Na comunidade da Igreja
nos fazes tomar parte em tua vida no Batismo.
Na comunidade da Igreja
tu te concedes na Eucaristia
e nos salvas do poder do pecado e da morte.
Tua Igreja vive no poder infinito de teu amor,
em tua palavra e teus sacramentos;
unicamente por esta razão ela permanece firme e jamais cairá.
Agradecemos-te por isso e te pedimos
que nos faças reconhecer de modo cada vez mais claro
quanto terreno comum há entre nós.
Amém. 

Introdução 

O espírito de nossa época é muitas vezes um grande desafio até para a idéia da Igreja. Hoje, até mesmo muitos cristãos comprometidos sentem-se tentados a ver a Igreja em primeiro lugar e antes de mais nada como uma instituição, ignorando a natureza da Igreja: ela recebe vida e salvação do Senhor e transmite essa vida e salvação aos crentes em fidelidade a ele e sua comissão, na pregação da Palavra de Deus e na administração dos sacramentos.

A crítica atual da Igreja é um desafio para ambos os lados repensarem inteiramente o tema da Igreja e reexaminarem contrastes confessionais nesta esfera. O ponto de partida para tal exame comum poderia ser a confissão central da Comunhão Luterana, a Confessio Augustana, e os documentos do II Concílio Vaticano. 

O artigo 7 da Confessio Augustana diz: Ensina-se também que sempre haverá e permanecerá uma única Igreja cristã, que é a congregação de todos os crentes, entre os quais o Evangelho é pregado puramente e os santos sacramentos são administrados de acordo com o Evangelho (CA 7, Livro de Concórdia, p. 31). 

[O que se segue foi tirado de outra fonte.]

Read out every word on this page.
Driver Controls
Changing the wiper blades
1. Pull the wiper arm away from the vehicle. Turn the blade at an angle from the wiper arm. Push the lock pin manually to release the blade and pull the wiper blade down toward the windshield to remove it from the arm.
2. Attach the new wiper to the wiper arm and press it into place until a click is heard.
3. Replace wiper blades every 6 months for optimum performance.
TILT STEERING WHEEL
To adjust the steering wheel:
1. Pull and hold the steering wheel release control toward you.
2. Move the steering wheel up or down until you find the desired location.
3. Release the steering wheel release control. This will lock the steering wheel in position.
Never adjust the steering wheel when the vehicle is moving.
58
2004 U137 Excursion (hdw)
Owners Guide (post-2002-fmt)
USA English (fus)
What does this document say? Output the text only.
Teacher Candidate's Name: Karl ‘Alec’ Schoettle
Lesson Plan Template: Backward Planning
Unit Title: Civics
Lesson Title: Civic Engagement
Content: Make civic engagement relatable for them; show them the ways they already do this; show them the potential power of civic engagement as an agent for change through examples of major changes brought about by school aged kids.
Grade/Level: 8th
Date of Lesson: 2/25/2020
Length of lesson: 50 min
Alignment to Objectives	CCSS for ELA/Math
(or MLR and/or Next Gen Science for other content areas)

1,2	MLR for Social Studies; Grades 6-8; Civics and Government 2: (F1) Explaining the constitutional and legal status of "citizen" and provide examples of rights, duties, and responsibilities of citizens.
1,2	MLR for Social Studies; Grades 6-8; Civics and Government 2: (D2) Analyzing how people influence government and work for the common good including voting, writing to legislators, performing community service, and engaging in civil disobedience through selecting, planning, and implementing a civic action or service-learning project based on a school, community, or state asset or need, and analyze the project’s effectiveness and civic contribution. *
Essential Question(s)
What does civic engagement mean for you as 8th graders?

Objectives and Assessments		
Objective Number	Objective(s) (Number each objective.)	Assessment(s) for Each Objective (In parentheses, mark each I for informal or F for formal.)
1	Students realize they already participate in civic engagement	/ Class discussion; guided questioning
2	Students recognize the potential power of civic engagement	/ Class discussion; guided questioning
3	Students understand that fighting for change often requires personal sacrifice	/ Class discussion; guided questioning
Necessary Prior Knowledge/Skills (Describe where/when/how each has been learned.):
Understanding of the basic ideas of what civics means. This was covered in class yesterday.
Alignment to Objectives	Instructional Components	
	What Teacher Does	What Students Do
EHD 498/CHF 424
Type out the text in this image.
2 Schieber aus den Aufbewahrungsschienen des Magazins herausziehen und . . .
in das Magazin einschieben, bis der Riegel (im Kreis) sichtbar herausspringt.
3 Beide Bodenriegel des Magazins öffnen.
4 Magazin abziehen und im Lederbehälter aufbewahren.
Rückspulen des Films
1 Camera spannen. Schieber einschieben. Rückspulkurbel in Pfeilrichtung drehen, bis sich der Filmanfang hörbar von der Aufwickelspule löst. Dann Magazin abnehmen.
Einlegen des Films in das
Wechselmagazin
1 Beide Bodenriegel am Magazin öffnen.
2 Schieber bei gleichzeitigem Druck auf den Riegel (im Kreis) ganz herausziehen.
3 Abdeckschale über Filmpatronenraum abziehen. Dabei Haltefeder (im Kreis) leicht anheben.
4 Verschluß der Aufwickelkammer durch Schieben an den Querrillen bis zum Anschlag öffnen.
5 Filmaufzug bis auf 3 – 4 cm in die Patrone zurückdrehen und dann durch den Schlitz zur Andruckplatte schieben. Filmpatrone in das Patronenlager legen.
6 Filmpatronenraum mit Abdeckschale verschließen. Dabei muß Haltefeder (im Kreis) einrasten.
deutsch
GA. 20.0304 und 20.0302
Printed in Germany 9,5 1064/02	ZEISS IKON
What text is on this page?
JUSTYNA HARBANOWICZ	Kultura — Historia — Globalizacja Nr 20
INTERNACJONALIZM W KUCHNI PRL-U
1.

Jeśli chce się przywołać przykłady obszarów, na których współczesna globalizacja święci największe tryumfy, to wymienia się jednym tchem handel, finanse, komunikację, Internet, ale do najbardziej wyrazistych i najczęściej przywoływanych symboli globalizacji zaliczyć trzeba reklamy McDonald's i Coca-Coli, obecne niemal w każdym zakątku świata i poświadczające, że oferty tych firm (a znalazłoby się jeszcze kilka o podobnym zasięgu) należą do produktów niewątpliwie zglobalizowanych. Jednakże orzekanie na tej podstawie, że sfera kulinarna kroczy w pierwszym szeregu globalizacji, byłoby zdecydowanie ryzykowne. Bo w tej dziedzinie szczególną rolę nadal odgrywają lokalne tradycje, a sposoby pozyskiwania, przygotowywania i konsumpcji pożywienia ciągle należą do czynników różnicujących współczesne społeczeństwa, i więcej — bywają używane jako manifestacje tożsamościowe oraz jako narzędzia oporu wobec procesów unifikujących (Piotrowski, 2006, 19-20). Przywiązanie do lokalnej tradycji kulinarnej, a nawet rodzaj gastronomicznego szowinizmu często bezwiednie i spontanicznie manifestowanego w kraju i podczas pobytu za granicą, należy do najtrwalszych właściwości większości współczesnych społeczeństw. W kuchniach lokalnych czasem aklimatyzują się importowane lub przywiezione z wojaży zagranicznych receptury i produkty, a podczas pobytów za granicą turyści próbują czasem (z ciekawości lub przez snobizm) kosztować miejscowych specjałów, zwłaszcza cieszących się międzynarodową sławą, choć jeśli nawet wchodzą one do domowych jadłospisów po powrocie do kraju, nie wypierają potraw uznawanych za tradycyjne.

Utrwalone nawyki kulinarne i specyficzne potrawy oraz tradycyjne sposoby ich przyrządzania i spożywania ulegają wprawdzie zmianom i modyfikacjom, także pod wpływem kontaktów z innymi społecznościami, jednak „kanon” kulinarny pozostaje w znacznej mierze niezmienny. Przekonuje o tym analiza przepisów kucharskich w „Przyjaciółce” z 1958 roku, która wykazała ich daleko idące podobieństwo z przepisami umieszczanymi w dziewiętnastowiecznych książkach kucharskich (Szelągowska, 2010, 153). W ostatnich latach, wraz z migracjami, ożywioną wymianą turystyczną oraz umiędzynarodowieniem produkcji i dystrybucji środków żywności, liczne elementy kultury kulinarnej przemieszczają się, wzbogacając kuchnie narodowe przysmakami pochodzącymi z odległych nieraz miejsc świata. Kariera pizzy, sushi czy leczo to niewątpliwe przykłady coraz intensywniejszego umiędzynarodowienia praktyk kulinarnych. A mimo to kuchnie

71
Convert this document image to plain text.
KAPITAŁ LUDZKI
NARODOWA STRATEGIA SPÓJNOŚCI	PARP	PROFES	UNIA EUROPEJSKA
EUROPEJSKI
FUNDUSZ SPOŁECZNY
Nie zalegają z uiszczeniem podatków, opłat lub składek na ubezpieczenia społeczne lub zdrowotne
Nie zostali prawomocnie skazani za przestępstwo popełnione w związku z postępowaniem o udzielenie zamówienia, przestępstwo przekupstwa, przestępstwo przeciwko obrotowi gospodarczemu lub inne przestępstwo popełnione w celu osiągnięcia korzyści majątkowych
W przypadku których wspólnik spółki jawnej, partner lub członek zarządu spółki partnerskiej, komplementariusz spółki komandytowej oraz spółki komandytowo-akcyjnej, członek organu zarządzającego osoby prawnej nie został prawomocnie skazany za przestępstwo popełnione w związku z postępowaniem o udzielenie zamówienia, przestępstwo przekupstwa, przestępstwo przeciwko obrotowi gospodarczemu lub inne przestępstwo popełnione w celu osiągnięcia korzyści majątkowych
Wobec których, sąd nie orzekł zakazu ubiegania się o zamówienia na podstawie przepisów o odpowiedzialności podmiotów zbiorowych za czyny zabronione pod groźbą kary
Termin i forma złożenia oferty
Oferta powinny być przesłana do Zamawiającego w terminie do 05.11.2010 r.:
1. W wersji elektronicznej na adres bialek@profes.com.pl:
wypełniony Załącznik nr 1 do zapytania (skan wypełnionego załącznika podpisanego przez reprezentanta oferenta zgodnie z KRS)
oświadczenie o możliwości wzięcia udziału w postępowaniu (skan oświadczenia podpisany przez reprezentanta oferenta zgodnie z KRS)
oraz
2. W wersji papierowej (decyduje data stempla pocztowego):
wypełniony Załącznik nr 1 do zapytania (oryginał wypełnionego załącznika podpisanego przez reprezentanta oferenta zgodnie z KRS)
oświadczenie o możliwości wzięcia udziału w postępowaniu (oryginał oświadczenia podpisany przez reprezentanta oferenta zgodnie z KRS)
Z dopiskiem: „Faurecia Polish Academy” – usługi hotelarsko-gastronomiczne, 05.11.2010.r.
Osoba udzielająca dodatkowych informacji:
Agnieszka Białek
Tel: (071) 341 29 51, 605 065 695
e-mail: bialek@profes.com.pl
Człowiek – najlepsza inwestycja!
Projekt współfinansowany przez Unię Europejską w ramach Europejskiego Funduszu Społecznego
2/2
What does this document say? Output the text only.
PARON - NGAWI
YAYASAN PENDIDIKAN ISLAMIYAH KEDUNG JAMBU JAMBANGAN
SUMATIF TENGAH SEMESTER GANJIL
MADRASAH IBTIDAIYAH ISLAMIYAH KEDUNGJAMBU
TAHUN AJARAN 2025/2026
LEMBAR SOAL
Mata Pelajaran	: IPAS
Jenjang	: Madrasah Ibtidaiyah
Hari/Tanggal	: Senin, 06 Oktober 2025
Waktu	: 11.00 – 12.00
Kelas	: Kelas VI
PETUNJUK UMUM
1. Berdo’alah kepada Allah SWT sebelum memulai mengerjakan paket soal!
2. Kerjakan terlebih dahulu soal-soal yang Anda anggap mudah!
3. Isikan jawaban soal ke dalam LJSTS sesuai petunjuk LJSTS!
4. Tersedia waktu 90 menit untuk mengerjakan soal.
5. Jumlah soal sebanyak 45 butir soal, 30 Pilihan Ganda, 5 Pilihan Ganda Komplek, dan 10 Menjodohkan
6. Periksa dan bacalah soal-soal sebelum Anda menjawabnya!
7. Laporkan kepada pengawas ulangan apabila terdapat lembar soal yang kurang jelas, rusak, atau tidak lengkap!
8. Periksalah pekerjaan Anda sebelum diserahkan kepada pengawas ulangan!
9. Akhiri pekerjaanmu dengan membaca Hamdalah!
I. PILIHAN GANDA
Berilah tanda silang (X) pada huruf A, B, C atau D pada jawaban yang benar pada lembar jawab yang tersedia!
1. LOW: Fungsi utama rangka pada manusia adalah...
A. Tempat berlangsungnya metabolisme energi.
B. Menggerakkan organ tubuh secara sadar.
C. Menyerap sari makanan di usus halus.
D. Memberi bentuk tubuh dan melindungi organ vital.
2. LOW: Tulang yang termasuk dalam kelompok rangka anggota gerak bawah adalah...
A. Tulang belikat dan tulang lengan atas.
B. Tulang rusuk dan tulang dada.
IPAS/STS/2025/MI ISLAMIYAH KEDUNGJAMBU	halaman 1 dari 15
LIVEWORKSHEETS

Em 1530 isso expressava o que é comum a ambas as Igrejas. O Segundo Concílio Vaticano, reiterando a importância dos sacramentos (Sacrosanctum Concilium, capítulos 2 e 3), também colocou ênfase renovada no uso das Escrituras e na pregação (ibid., 24, 35, 51s.). 

O fato de a Igreja Luterana ser representada exclusivamente como a Igreja da palavra e a Igreja Católica como a Igreja dos sacramentos constitui uma caricatura. Problemas surgem entre nós apenas quando a Igreja é vista não só como a recebedora, mas também como a mediadora da salvação. O Vaticano II referiu-se à Igreja como o sacramento da salvação. Será que nossos caminhos se separam aqui? 

Passagem bíblica (1 Co 11.23-25) 

Porque eu recebi do Senhor o que também vos entreguei: que o Senhor Jesus, na noite em que foi traído, tomou o pão, e, tendo dado graças, o partiu e disse: 'Isto é o meu corpo, que é dado por vós; fazei isto em memória de mim.' Por semelhante modo, depois de haver ceado, tomou também o cálice, dizendo: 'Este cálice é a nova aliança no meu sangue; fazei isto, todas as vezes que o beberdes, em memória de mim'. 

Explicação 

De acordo com o relato de Atos, o apóstolo Paulo fundou a congregação de Corinto em sua segunda viagem missionária. Mesmo depois de deixar Corinto, ele permaneceu pessoalmente ligado a essa congregação, em especial quando, em anos subsequentes, irromperam conflitos que atingiam a área central e ameaçavam até mesmo a ordem correta do culto. Em sua carta aos Coríntios, Paulo deixa claro quão fortemente suas decisões eram determinadas por Cristo, o Senhor crucificado e ressurreto. O apóstolo não prega em seu próprio nome, mas entrega ou transmite fielmente o que ele próprio recebeu. 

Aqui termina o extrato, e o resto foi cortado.